On being British and American

Big Ben

I have no idea how old Big Ben is, only that it’s very old.

In only a handful of years I will have lived longer in the UK than I did in the United States, where I was born. It has created something of a split personality disorder.

I’m always thinking of the place where I’m not. When I’m in the UK, I think wistfully of California, the sunshine and the endless summers.  But when I am in California for long stretches – the longest being a whole year – I tend to reflect on what I’ve left behind in London, my home for the last 17 and a half years.

When I think about my cultural identity, it’s hard to feel like I’m one thing or another. I am torn about who I am. In the UK I feel singled out as American for very obvious reasons such as my accent. But in the United States, it’s pretty obvious I’ve spent a substantial amount of time somewhere else. Being in England for so long has rubbed off in some imprecise way.

But how British am I truly? I have a British passport and I am a citizen of this country, but this is nothing more than the government’s recognition of how long I’ve lived here.
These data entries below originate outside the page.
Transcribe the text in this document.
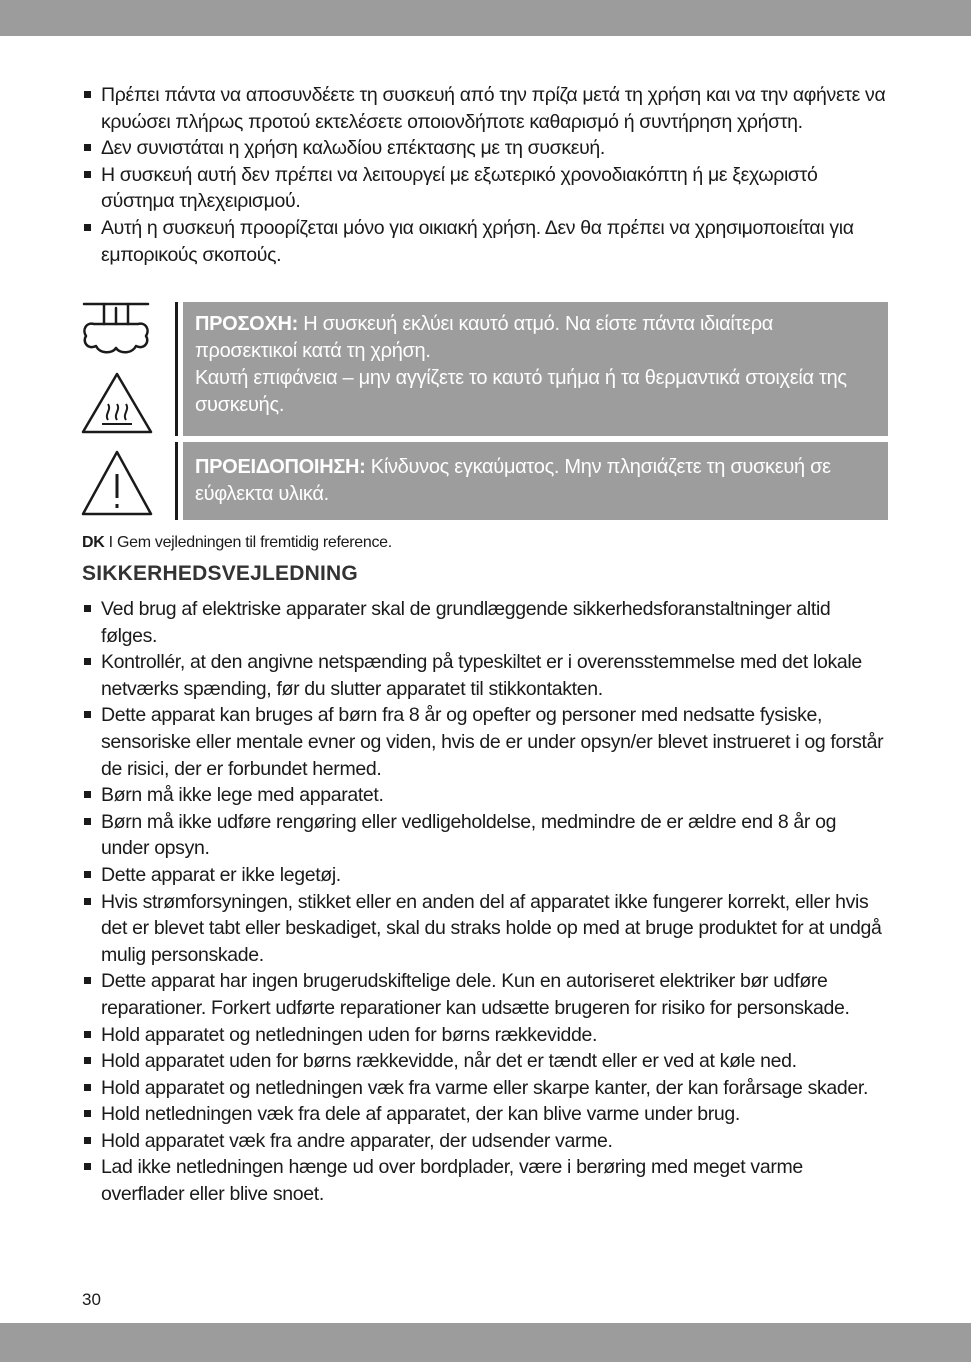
Πρέπει πάντα να αποσυνδέετε τη συσκευή από την πρίζα μετά τη χρήση και να την αφήνετε να κρυώσει πλήρως προτού εκτελέσετε οποιονδήποτε καθαρισμό ή συντήρηση χρήστη.
Δεν συνιστάται η χρήση καλωδίου επέκτασης με τη συσκευή.
Η συσκευή αυτή δεν πρέπει να λειτουργεί με εξωτερικό χρονοδιακόπτη ή με ξεχωριστό σύστημα τηλεχειρισμού.
Αυτή η συσκευή προορίζεται μόνο για οικιακή χρήση. Δεν θα πρέπει να χρησιμοποιείται για εμπορικούς σκοπούς.

ΠΡΟΣΟΧΗ: Η συσκευή εκλύει καυτό ατμό. Να είστε πάντα ιδιαίτερα προσεκτικοί κατά τη χρήση.

Καυτή επιφάνεια – μην αγγίζετε το καυτό τμήμα ή τα θερμαντικά στοιχεία της συσκευής.

ΠΡΟΕΙΔΟΠΟΙΗΣΗ: Κίνδυνος εγκαύματος. Μην πλησιάζετε τη συσκευή σε εύφλεκτα υλικά.

DK I Gem vejledningen til fremtidig reference.
SIKKERHEDSVEJLEDNING
Ved brug af elektriske apparater skal de grundlæggende sikkerhedsforanstaltninger altid følges.
Kontrollér, at den angivne netspænding på typeskiltet er i overensstemmelse med det lokale netværks spænding, før du slutter apparatet til stikkontakten.
Dette apparat kan bruges af børn fra 8 år og opefter og personer med nedsatte fysiske, sensoriske eller mentale evner og viden, hvis de er under opsyn/er blevet instrueret i og forstår de risici, der er forbundet hermed.
Børn må ikke lege med apparatet.
Børn må ikke udføre rengøring eller vedligeholdelse, medmindre de er ældre end 8 år og under opsyn.
Dette apparat er ikke legetøj.
Hvis strømforsyningen, stikket eller en anden del af apparatet ikke fungerer korrekt, eller hvis det er blevet tabt eller beskadiget, skal du straks holde op med at bruge produktet for at undgå mulig personskade.
Dette apparat har ingen brugerudskiftelige dele. Kun en autoriseret elektriker bør udføre reparationer. Forkert udførte reparationer kan udsætte brugeren for risiko for personskade.
Hold apparatet og netledningen uden for børns rækkevidde.
Hold apparatet uden for børns rækkevidde, når det er tændt eller er ved at køle ned.
Hold apparatet og netledningen væk fra varme eller skarpe kanter, der kan forårsage skader.
Hold netledningen væk fra dele af apparatet, der kan blive varme under brug.
Hold apparatet væk fra andre apparater, der udsender varme.
Lad ikke netledningen hænge ud over bordplader, være i berøring med meget varme overflader eller blive snoet.
30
It doesn’t make me feel any more English.

Thom Brooks, another American living in the UK, recently complained about the government’s citizenship test, introduced several years ago for immigrants who would like to become British citizens. He argued that it was like a ‘bad pub quiz’ with irrelevant questions about the age of Big Ben and when the country’s first curry house was established.

I didn’t have to take this test back when I got my passport. All I had to do was fill in some paperwork, sign some forms and give the government some money. Then there was a bizarre ceremony in Islington, a borough of London, with its mayor. The only thing I can remember about her speech to us was that there were lots of restaurants in the area, an indication of its diversity. With that over, the officials played ‘God Save the Queen’ on a tape player and we all filed out for a tea party with cucumber sandwiches.

The other day I decided to take a sample citizenship test, which has supposedly been revamped this year to focus more on history and achievements than on random trivia questions.

I’m not sure how representative the questions are of the entire test, but I scored ten out of ten. At the end of the online quiz I was told I was ‘terrifically British’.

Frankly, the questions were ridiculously easy and multiple choice. Had they not been, I don’t think I would have done as well.

The first question was this: Which landmark is a prehistoric monument which still stands in the English county of Wiltshire? The possible answers were Stonehenge, Hadrian’s Wall, Offa’s Dyke and Fountains Abbey. Given that I’d never even heard of the latter two, I eliminated them right off the bat, a tactic I learned in high school. I decided that Stonehenge might be in Wiltshire (although I can’t identify Wiltshire on a map). Turns out I was right.

The next question asked about some admiral or other. Since the only admiral I can name is Nelson, I went for that one – and I got it right.

At the end of this I felt no more British. I undoubtedly know more trivia about England than the average American. I can tell you the average temperature in February and what time of year it’s likely you won’t need to pack a jacket for a visit (the answer is never). But passing a citizenship test (you need a 75% or above) doesn’t guarantee that you will feel part of the country you are joining.

I think citizenship tests are pretty pointless. The only thing it really measures is someone’s preparation or educational background. Nothing else. Ten years after I became British in the government’s eyes, I still feel like a bit of an outsider. Ironically, I now feel that way when I go to the United States too, so I seem to exist in some kind of limbo.

I wonder sometimes how many other immigrants feel the same.